Malgré tout l’intérêt
de Félicia pour les leçons, il lui avait été parfois difficile de maintenir sa
concentration. Sa libido revenait en force; durant ses méditations, elle
réalisait à quel point sa sexualité volée l’avait privée d’une partie importante
de son ardeur, de son énergie en général. Malgré ce qu’elle lui avait dit en vue de le blesser, personne
ne l’avait touchée depuis leur rupture. Sa concentration n’était pas toute là,
mais sa vivacité renouvelée compensait amplement.
Elle avait
usé de deux de ses faveurs pour en savoir davantage sur les recherches de Paicheler
et Mandeville. La maîtresse avait émaillé son discours de formules prudentes,
du genre « à notre connaissance… » ou « …à condition que tel
présupposé soit vrai ».
Même si Mandeville
était spécialiste en ce qui a trait aux impressions, leurs nouveaux comportements
venaient chambouler tout ce qu’elle pensait savoir sur le phénomène. Jusqu’ici,
le consensus était que les impressions subsistaient à la mort de ceux qu’elles
représentaient sans pour autant que leur identité ne perdure, à la manière d’un
écho qui continue à réverbérer un bruit en l’absence de sa cause première. Félicia
avait longuement interrogé son enseignante sur les liens entre émotions et
impressions… Si elles continuaient à représenter l’état émotionnel du mourant,
était-ce possible que ses sentiments soient un fil conducteur pour communiquer
avec son impression?
Elle ne l’avait
dit à personne mais la motivation de Félicia était ancrée dans ce rêve qu’elle
avait eu quelques mois plus tôt… L’épée de chocolat lui traversant le bassin s’était
avérée un indice de la manœuvre sournoise de son « amoureux » pour
éteindre sa sexualité; elle était convaincue que le reste du rêve s’avérerait
tout aussi significatif pour la suite des choses. Outre Frank, un autre
personnage figurait de façon proéminente dans ce rêve… Elle se trompait
peut-être; elle se trompait sûrement.
D’autant plus qu’il avait été emporté par une mort naturelle plutôt que
violente. Mais elle n’avait d’autre choix qu’essayer.
Il lui avait
fallu cinq minutes de marche, mais elle était maintenant arrivée à destination.

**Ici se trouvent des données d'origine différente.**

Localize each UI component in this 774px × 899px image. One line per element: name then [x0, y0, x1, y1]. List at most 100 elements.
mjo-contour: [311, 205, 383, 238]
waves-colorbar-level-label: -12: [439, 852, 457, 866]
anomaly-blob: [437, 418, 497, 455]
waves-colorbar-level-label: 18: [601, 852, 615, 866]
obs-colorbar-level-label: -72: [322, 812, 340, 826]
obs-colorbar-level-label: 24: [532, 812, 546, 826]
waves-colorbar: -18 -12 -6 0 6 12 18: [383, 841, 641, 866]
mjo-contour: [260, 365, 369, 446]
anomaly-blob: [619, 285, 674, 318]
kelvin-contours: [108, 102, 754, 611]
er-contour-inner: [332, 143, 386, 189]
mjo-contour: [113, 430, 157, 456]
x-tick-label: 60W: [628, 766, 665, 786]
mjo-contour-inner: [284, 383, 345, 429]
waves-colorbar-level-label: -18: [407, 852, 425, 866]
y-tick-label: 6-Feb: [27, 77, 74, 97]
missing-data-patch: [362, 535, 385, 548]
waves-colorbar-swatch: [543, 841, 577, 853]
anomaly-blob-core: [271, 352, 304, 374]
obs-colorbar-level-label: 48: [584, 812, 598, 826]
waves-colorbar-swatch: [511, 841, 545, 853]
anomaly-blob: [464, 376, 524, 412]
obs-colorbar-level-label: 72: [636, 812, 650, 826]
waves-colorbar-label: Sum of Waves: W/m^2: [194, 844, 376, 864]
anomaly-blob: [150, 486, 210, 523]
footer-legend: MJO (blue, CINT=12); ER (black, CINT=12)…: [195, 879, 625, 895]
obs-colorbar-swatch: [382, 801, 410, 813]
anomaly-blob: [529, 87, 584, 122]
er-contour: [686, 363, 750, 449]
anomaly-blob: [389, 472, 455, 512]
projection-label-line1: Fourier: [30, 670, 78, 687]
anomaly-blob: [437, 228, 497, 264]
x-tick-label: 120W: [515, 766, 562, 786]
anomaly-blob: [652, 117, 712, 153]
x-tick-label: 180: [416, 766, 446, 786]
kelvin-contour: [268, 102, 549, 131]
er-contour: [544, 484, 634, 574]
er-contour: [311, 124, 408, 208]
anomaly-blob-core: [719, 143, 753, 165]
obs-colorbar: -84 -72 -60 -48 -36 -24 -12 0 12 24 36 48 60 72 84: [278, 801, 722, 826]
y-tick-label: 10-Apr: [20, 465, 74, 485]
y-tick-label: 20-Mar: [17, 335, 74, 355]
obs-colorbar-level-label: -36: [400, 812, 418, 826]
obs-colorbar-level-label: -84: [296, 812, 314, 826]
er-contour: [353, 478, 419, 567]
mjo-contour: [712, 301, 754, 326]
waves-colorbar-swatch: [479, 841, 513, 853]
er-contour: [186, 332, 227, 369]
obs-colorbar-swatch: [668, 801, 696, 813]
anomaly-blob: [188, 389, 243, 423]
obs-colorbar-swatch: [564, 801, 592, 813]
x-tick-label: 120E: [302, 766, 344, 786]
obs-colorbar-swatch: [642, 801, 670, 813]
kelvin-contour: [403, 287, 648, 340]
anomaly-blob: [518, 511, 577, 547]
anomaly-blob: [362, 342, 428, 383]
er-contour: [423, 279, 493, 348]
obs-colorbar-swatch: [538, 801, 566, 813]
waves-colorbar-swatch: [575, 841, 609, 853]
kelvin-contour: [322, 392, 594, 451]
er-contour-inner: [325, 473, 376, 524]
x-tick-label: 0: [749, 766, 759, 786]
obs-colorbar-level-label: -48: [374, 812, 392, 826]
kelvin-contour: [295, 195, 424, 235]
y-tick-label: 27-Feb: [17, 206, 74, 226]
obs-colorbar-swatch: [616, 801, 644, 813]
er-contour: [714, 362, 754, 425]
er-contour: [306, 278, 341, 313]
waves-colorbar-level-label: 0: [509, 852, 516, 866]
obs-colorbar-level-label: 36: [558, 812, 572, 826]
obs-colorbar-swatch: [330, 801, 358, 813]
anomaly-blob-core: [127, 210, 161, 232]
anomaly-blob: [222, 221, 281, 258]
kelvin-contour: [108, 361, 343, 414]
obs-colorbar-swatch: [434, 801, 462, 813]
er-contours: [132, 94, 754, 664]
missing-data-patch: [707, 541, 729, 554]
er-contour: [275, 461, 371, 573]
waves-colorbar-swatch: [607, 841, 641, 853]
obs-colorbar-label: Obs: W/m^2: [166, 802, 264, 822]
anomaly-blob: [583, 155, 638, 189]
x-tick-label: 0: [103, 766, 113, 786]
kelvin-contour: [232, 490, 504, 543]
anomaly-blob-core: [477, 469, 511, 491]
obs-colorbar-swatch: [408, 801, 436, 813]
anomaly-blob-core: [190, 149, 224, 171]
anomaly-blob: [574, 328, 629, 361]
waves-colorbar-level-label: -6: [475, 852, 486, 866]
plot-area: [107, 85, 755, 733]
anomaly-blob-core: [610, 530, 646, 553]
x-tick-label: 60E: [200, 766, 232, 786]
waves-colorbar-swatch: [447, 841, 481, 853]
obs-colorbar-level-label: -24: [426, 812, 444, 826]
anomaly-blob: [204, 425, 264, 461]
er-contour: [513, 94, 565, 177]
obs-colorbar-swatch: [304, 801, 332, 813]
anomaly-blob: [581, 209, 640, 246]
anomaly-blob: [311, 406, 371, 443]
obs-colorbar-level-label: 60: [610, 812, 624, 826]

Deux caméras de surveillances étaient pointées sur la porte; un intercom chromé
était situé à droite de la porte. Félicia ne sonna pas : elle savait que
personne ne répondrait. Elle avait dû déployer des trésors de persuasion, mais
elle avait réussi à obtenir les clés grâce à Will Szasz.
Il y avait
trois serrures sur la porte. Le stress monta d’un cran lorsqu’elle entendit le
déclic de la troisième. Elle connaissait l’endroit mais c’était la première
fois qu’elle en passait le seuil…
Un escalier
étroit et abrupt montait jusqu’au deuxième. Le bruit de ses pas était étouffé
par une insonorisation quasi-totale. L’absence d’écho donnait aux lieux une
aura d’étrangeté, comme dans un rêve. La rampe était poussiéreuse; personne
n’avait dû venir ici depuis des mois.
Elle arriva devant
une autre lourde porte de métal rivetée qu’elle déverrouilla à l’aide d’une
quatrième clé. Elle pénétra dans une antichambre aussi insonorisée que la cage
de l’escalier. L’édifice ne ressemblait pas à ce qu’elle s’était toujours
imaginée. Il ne restait qu’une porte la séparant de l’endroit qu’elle
cherchait. Elle la poussa en léchant sa lèvre endolorie.
Quoique
beaucoup plus grande que les autres, la pièce était aussi poussiéreuse et désertée
que le reste de l’édifice. Une série de sofas disposés en U occupaient la
partie gauche; un bureau et une table ovale entourée de sept chaises se
trouvaient à droite. On pouvait voir que tous les tiroirs avaient été vidés.
Félicia passa
de longues minutes en contemplation, la poitrine opprimée par l’atmosphère
pesante. En raison de l’insonorisation, le seul bruit qu’elle pouvait entendre
était les battements de son propre cœur.
Le temps vint
d’essayer ce pour quoi elle était venue. Elle ferma les yeux puis inspira
profondément pour inviter en elle l’état d’acuité. Elle garda ses paupières closes
plus longtemps qu’elle n’en avait besoin, mais elle finit par les ouvrir au
prix d’un effort. Devant elle se tenait une impression parfaitement discernable
qui la scrutait, comme l’avaient fait celles du Café Konya.
La gorge
serrée, elle murmura : « Bonjour, papa ».